On ne sait très bien si l’on doit s’en réjouir. Dans la frénésie à ne garder que les sot-l’y-laisse des situations, à aller directement au plus fort, à sacrifier chaque moment étrange au spectaculaire (le dépeçage…), se lit un arrière-goût de braconnage : le film plonge bras ouvert dans l’imagerie, sans retenue ni hésitation, d’une façon qui laisse en bouche un goût un peu étrange d’exploitation d’un endroit, et de personnes, qui avaient sans doute plus à offrir qu’une excitante imagerie de conte – aussi superbe soit-elle. Une manière de rester un peu en surface des situations, vite embrouillées dans une ambiance inquiète et hallucinée, qui noie parfois les potentielles belles scènes comme une sauce trop grasse. Voyez, par exemple, ce moment de confrontation entre les enfants des deux familles, quand les Kiline débarquent sur l’île : la situation, qui se construit admirablement, échoue à aboutir à autre chose qu’au ressassement de son propre postulat (qu’on devine assez artificiellement reconstitué), dans une incapacité à réellement investir la situation en profondeur, à la faire avancer ou à la résoudre – le montage, qui ne fait que broder sur place, finit par nous faire perdre le fil.

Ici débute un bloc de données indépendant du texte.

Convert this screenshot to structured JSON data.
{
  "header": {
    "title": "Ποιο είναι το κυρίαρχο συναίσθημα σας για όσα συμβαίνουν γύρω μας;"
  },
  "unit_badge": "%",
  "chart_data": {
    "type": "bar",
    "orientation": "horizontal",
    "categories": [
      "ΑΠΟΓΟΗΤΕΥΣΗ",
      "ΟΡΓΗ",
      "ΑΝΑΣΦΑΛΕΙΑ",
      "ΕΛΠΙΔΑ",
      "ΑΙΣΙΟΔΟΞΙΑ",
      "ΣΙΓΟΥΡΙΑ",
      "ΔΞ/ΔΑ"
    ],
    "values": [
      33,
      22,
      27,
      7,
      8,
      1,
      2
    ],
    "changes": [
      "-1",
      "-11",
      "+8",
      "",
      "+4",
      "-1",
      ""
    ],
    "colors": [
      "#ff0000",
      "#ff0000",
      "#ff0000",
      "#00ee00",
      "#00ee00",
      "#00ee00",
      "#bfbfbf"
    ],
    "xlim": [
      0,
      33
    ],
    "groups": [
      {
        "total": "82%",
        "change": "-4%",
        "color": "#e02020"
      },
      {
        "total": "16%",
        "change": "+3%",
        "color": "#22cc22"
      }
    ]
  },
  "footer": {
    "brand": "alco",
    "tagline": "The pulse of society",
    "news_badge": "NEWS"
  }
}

Évidemment, projeter autant de symptômes de l’époque sur un petit film de 50 minutes a ses limites : rien que le tournage (une dizaine de jours seulement) explique le recours à cette forme de prestidigitateur, à ces manières ellipsées et allusives, qui jouent sans doute aussi la rustine d’un déficit en matériel exploitable. Il n’empêche que la forme est souveraine, qu’elle ne semble jamais subie, et qu’on ressort avec cette impression bizarre d’avoir vu une longue bande-annonce – un format dont le film reprend et assume beaucoup de motifs stylistiques. Aucune dépréciation dans ce terme : les bandes-annonces, au tournant des années 2000, furent l’un des laboratoires formels les plus excitants du cinéma mondial, inventant de nouvelles manières d’induire le sens, de jouer de l’inconscient et de l’imaginaire du spectateur, associant les images bien plus librement que les films desquels elles étaient au service ; mais elles furent aussi, c’était tout leur rôle, des machines à fabriquer de la frustration et de l’inachèvement, à sous-entendre un film plus qu’à ne l’accoucher, à laisser miroiter de la profondeur.
Braguino est un temps fort de l’année, et Clément Cogitore est indéniablement un nom prometteur. Mais son film, pour ce qu’il dit de l’avenir proche du cinéma (et de sa nécessaire transformation), nous ravit autant qu’il inquiète.